Teddy ist ein unterprivilegierter Arbeiter und Bienenzüchter mit einer sehr speziellen Weltsicht. Nachdem seine Mutter durch ein experimentelles Medikament schweren Schaden genommen hat, erkennt er, dass dahinter eigentlich eine Alien-Verschwörung steckt, die darauf abzielt, unsere Spezies zu zerstören. Das will er nun gemeinsam mit seinem unterbelichteten Cousin (Aidan Delbis) verhindern. 

Die beiden Männer schnappen sich die vermeintliche Außerirdische Michelle Fuller und halten sie im Keller eines Hauses in den Wäldern Georgias fest.
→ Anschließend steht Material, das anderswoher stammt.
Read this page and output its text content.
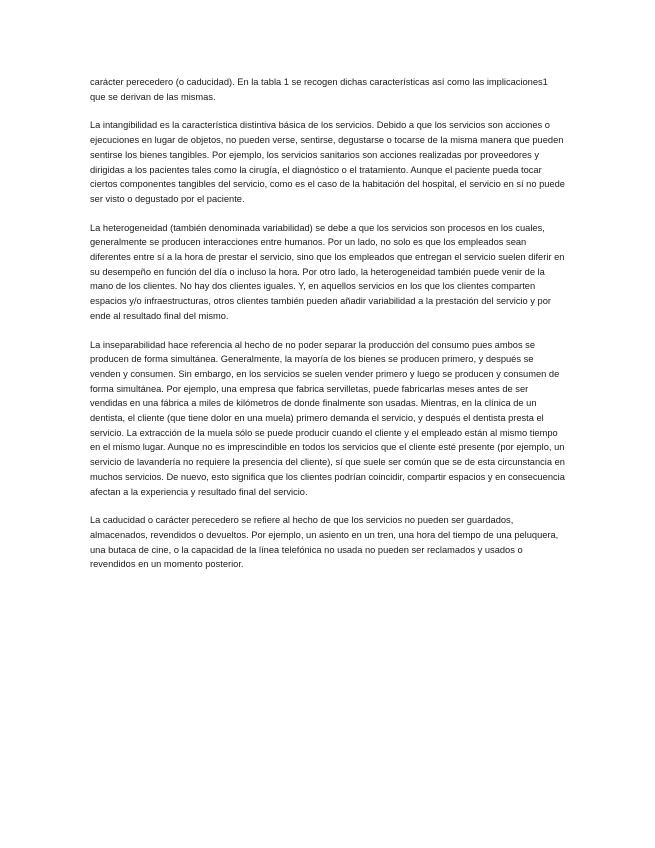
carácter perecedero (o caducidad). En la tabla 1 se recogen dichas características así como las implicaciones1 que se derivan de las mismas.

La intangibilidad es la característica distintiva básica de los servicios. Debido a que los servicios son acciones o ejecuciones en lugar de objetos, no pueden verse, sentirse, degustarse o tocarse de la misma manera que pueden sentirse los bienes tangibles. Por ejemplo, los servicios sanitarios son acciones realizadas por proveedores y dirigidas a los pacientes tales como la cirugía, el diagnóstico o el tratamiento. Aunque el paciente pueda tocar ciertos componentes tangibles del servicio, como es el caso de la habitación del hospital, el servicio en sí no puede ser visto o degustado por el paciente.

La heterogeneidad (también denominada variabilidad) se debe a que los servicios son procesos en los cuales, generalmente se producen interacciones entre humanos. Por un lado, no solo es que los empleados sean diferentes entre sí a la hora de prestar el servicio, sino que los empleados que entregan el servicio suelen diferir en su desempeño en función del día o incluso la hora. Por otro lado, la heterogeneidad también puede venir de la mano de los clientes. No hay dos clientes iguales. Y, en aquellos servicios en los que los clientes comparten espacios y/o infraestructuras, otros clientes también pueden añadir variabilidad a la prestación del servicio y por ende al resultado final del mismo.

La inseparabilidad hace referencia al hecho de no poder separar la producción del consumo pues ambos se producen de forma simultánea. Generalmente, la mayoría de los bienes se producen primero, y después se venden y consumen. Sin embargo, en los servicios se suelen vender primero y luego se producen y consumen de forma simultánea. Por ejemplo, una empresa que fabrica servilletas, puede fabricarlas meses antes de ser vendidas en una fábrica a miles de kilómetros de donde finalmente son usadas. Mientras, en la clínica de un dentista, el cliente (que tiene dolor en una muela) primero demanda el servicio, y después el dentista presta el servicio. La extracción de la muela sólo se puede producir cuando el cliente y el empleado están al mismo tiempo en el mismo lugar. Aunque no es imprescindible en todos los servicios que el cliente esté presente (por ejemplo, un servicio de lavandería no requiere la presencia del cliente), sí que suele ser común que se de esta circunstancia en muchos servicios. De nuevo, esto significa que los clientes podrían coincidir, compartir espacios y en consecuencia afectan a la experiencia y resultado final del servicio.

La caducidad o carácter perecedero se refiere al hecho de que los servicios no pueden ser guardados, almacenados, revendidos o devueltos. Por ejemplo, un asiento en un tren, una hora del tiempo de una peluquera, una butaca de cine, o la capacidad de la línea telefónica no usada no pueden ser reclamados y usados o revendidos en un momento posterior.
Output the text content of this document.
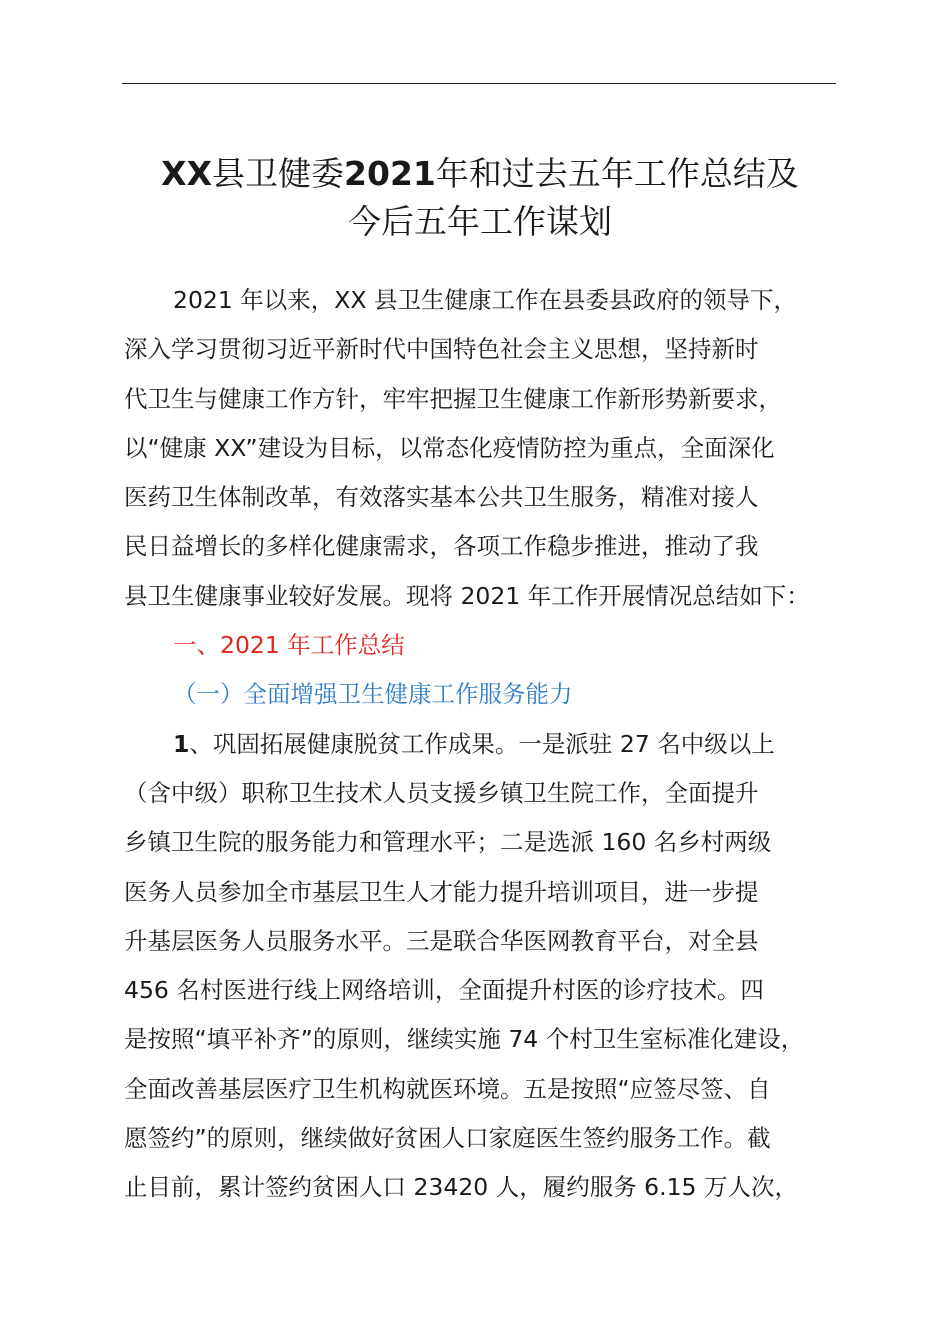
XX县卫健委2021年和过去五年工作总结及
今后五年工作谋划
2021 年以来，XX 县卫生健康工作在县委县政府的领导下，
深入学习贯彻习近平新时代中国特色社会主义思想，坚持新时
代卫生与健康工作方针，牢牢把握卫生健康工作新形势新要求，
以“健康 XX”建设为目标，以常态化疫情防控为重点，全面深化
医药卫生体制改革，有效落实基本公共卫生服务，精准对接人
民日益增长的多样化健康需求，各项工作稳步推进，推动了我
县卫生健康事业较好发展。现将 2021 年工作开展情况总结如下：
一、2021 年工作总结
（一）全面增强卫生健康工作服务能力
1、巩固拓展健康脱贫工作成果。一是派驻 27 名中级以上
（含中级）职称卫生技术人员支援乡镇卫生院工作，全面提升
乡镇卫生院的服务能力和管理水平；二是选派 160 名乡村两级
医务人员参加全市基层卫生人才能力提升培训项目，进一步提
升基层医务人员服务水平。三是联合华医网教育平台，对全县
456 名村医进行线上网络培训，全面提升村医的诊疗技术。四
是按照“填平补齐”的原则，继续实施 74 个村卫生室标准化建设，
全面改善基层医疗卫生机构就医环境。五是按照“应签尽签、自
愿签约”的原则，继续做好贫困人口家庭医生签约服务工作。截
止目前，累计签约贫困人口 23420 人，履约服务 6.15 万人次，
Als erstes rasieren sie ihr gleich mal den Kopf kahl, weil es ja wohl allgemein bekannt ist, dass Aliens über ihre Haare kommunizieren. Da sich die Entführte als sehr unkooperativ erweist und nicht sagt, was Teddy hören möchte, greift er zu immer drastischeren Mitteln, um aus Michelle die Wahrheit herauszupressen und bald fließt wirklich Blut.

Kahlrasierte Frau steht in Holzhütte

Szene aus "Bugonia"

Toller Cast und "blind komponierte" Musik

Die kahlköpfige Emma Stone beherrscht mit ihrer geschundenen Präsenz ohnehin die Leinwand, als ihr würdiger Gegenspieler erweist sich ein diesmal stark abgemagerter Plemons. Er spielt den paranoiden Hinterwäldler, hinter dessen Augen der Wahnsinn wohnt, auf beängstigend glaubhafte Weise und liefert ein paar denkwürdige Auszucker; eigentlich offenbart er sich aber auch als höchst tragische Figur. Eine wirkliche Entdeckung ist der sensationelle Newcomer Aidan Delbis, den man künftig hoffentlich nicht auf die Rolle eines etwas zurückgebliebenen jungen Mannes festlegen wird, da er bestimmt noch viel mehr zu bieten hat.

Dass uns der Film derart unter die Haut geht, beruht zu einem guten Teil auch auf der Musik von Lanthimos Lieblingskomponisten Jerskin Fendrix. Der musste diesmal sozusagen auf Stichworte hin tätig werden, denn der Regisseur zeigte ihm weder das Drehbuch noch Teile des fertiggestellten Films, sondern lieferte ihm nur die vier Begriffe "Bienen, Keller, Raumschiff und kahle Emma" als Kompositionsanregung. Umso erstaunlicher hört sich das Ergebnis an.

Zwei Imker in Schutzanzügen betrachten Wabe voller Bienen

Szene aus "Bugonia"

Unvergessliches Finale

Während im südkoreanischen Original die Genres oft in Sekundenschnelle wechseln und von hartem Folter-Horror bis zu irrwitzigen Slapstickeinlagen alles vorhanden ist, geht es Lanthimos eher ruhiger an und bietet über weite Strecken ein dialoglastiges Drei-Personen-Stück. Gegen Ende steigert sich allerdings der Gewaltgehalt und was als Entführungskrimi beginnt, wird zu einer beklemmenden Parabel auf menschliches Fehlverhalten, das in einem unvergesslichen Finale gipfelt - zu den Tönen von "Sag mir, wo die Blumen sind?". Die Bienen, mit denen der Film beginnt und endet, haben jedenfalls kein Problem, auf diese Frage eine Antwort zu finden.